From the brains that brought you the Shit-faced Shakespeare shows, ever popular at Brighton and Edinburgh Fringe, comes a new drunken offering: Shit-faced Showtime. Just as their work with the Bard, a group of trained, this time musical theatre, actors bring their version of a popular musical to the stage – but one of them is absolutely wasted.

For this run, Magnificent Bastards Productions are retelling the story of Charles Dickens’ beloved orphan, Oliver Twist, in Oliver with a Twist (see what they did there?), courtesy of a revolving cast of five – plus a compere/handler to make sure the drunk actor neither gets too out of hand nor sobers up too much. This job is made all the harder, or easier depending on which way you look at it, by the musical instruments that are handed out to the crowd: a recorder and a xylophone – one-use only harbingers of “one more drink” (learn this chant) for the intoxicated performer.

Due to the inherent nature of drunkenness, no one show is ever the same, least of all because any of the cast could be the Chosen One. On my night, Katy Baker was the chosen one, as a plastered Nancy (with anger issues). It was like no version of Oliver I’d ever seen: Baker’s Nancy reduced the normally menacing Bill Sikes to nothing more than a soggy tissue, afraid of his own dog; swore and cursed all over the place; performed a surprisingly beautiful rendition of ‘I Dreamed a Dream’ (given her circumstance); and ended up stabbing Oliver… with a rubber chicken, all before revealing that she was actually Oliver’s mum.

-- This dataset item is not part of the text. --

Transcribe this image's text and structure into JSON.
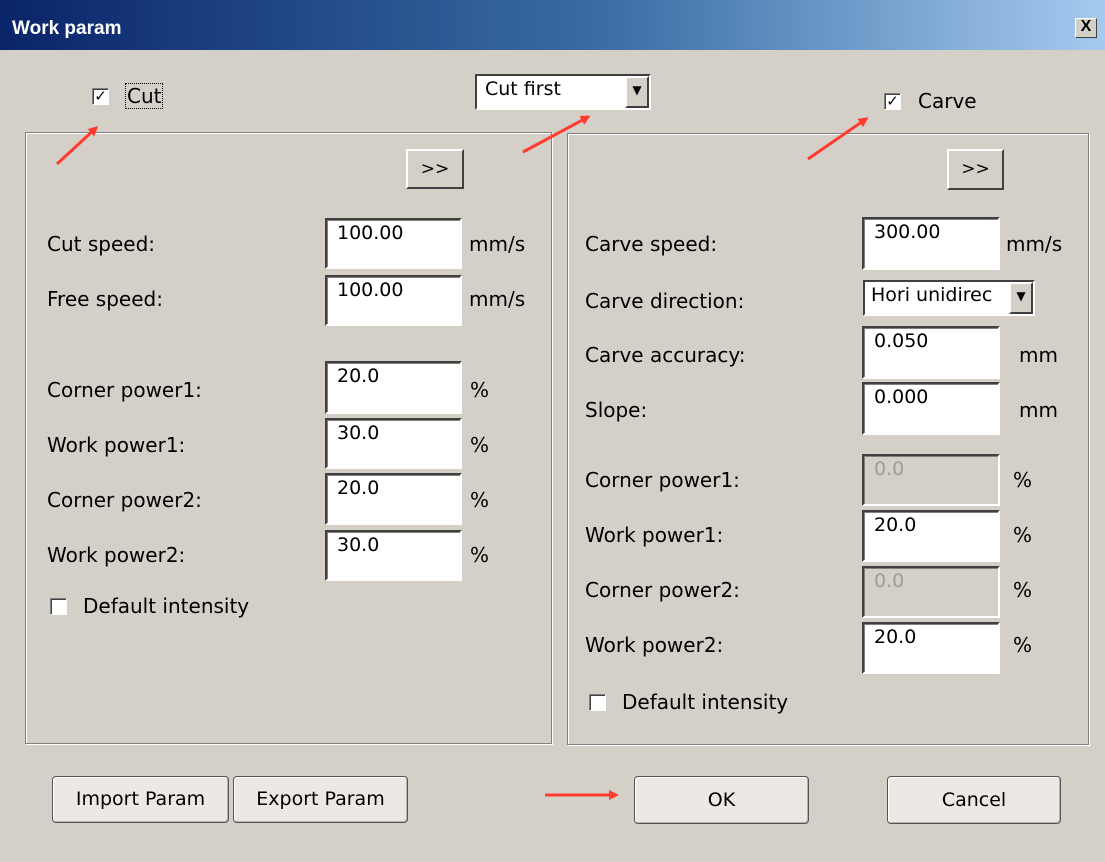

It was a journey to say the least.

Though there is a general framework of the show, I would assume, much of it ends up being improvised, depending on how off-book the drunk actor strays. I’d imagine Baker’s antics are up there as amongst the most challenging to the original storyline, but I genuinely wouldn’t be surprised if I were wrong.

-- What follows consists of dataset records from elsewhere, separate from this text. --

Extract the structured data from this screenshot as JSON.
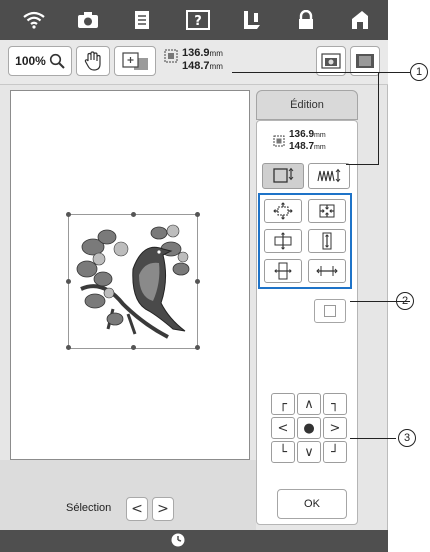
{
  "toolbar": {
    "zoom_label": "100%",
    "size_width": "136.9",
    "size_height": "148.7",
    "size_unit": "mm"
  },
  "panel": {
    "edition_tab": "Édition",
    "size_width": "136.9",
    "size_height": "148.7",
    "size_unit": "mm",
    "ok_label": "OK"
  },
  "bottom": {
    "selection_label": "Sélection"
  },
  "callouts": {
    "c1": "1",
    "c2": "2",
    "c3": "3"
  },
  "colors": {
    "highlight": "#1e73c8",
    "topbar": "#4d4d4d"
  }
}
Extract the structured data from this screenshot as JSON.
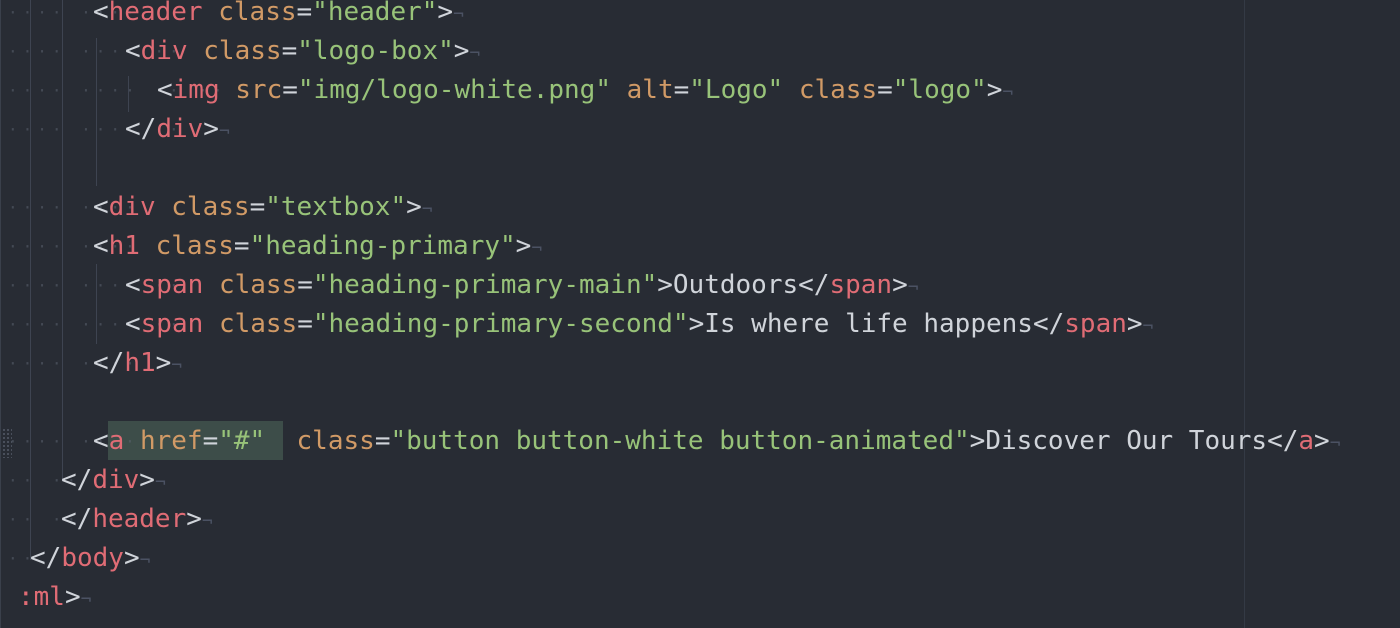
{
  "editor": {
    "theme_colors": {
      "background": "#282c34",
      "tag": "#e06c75",
      "attribute": "#d19a66",
      "string": "#98c379",
      "text": "#d0d4da",
      "selection": "#3d4d49"
    },
    "lines": [
      {
        "text": "<header class=\"header\">"
      },
      {
        "text": "<div class=\"logo-box\">"
      },
      {
        "text": "<img src=\"img/logo-white.png\" alt=\"Logo\" class=\"logo\">"
      },
      {
        "text": "</div>"
      },
      {
        "text": ""
      },
      {
        "text": "<div class=\"textbox\">"
      },
      {
        "text": "<h1 class=\"heading-primary\">"
      },
      {
        "text": "<span class=\"heading-primary-main\">Outdoors</span>"
      },
      {
        "text": "<span class=\"heading-primary-second\">Is where life happens</span>"
      },
      {
        "text": "</h1>"
      },
      {
        "text": ""
      },
      {
        "text": "<a href=\"#\" class=\"button button-white button-animated\">Discover Our Tours</a>"
      },
      {
        "text": "</div>"
      },
      {
        "text": "</header>"
      },
      {
        "text": "</body>"
      },
      {
        "text": ":ml>"
      }
    ],
    "eol_marker": "¬",
    "indent_marker": "·",
    "selected_text": "a href=\"#\" "
  }
}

Taking into account the premise of the show, I can’t imagine anyone would expect a show to put Sondheim to shame. And Shit-faced Showtime definitely doesn’t do that. What is does do, however, is give the audience a heck of a lot of laughs and a sense of unpredictability that fills each evening with possibility. If a version of Oliver exists where Nancy doesn’t die, anything is possible. It is a fantastic preface to a night on the town, if one feels like being slightly more cultured than a visit to your local pub.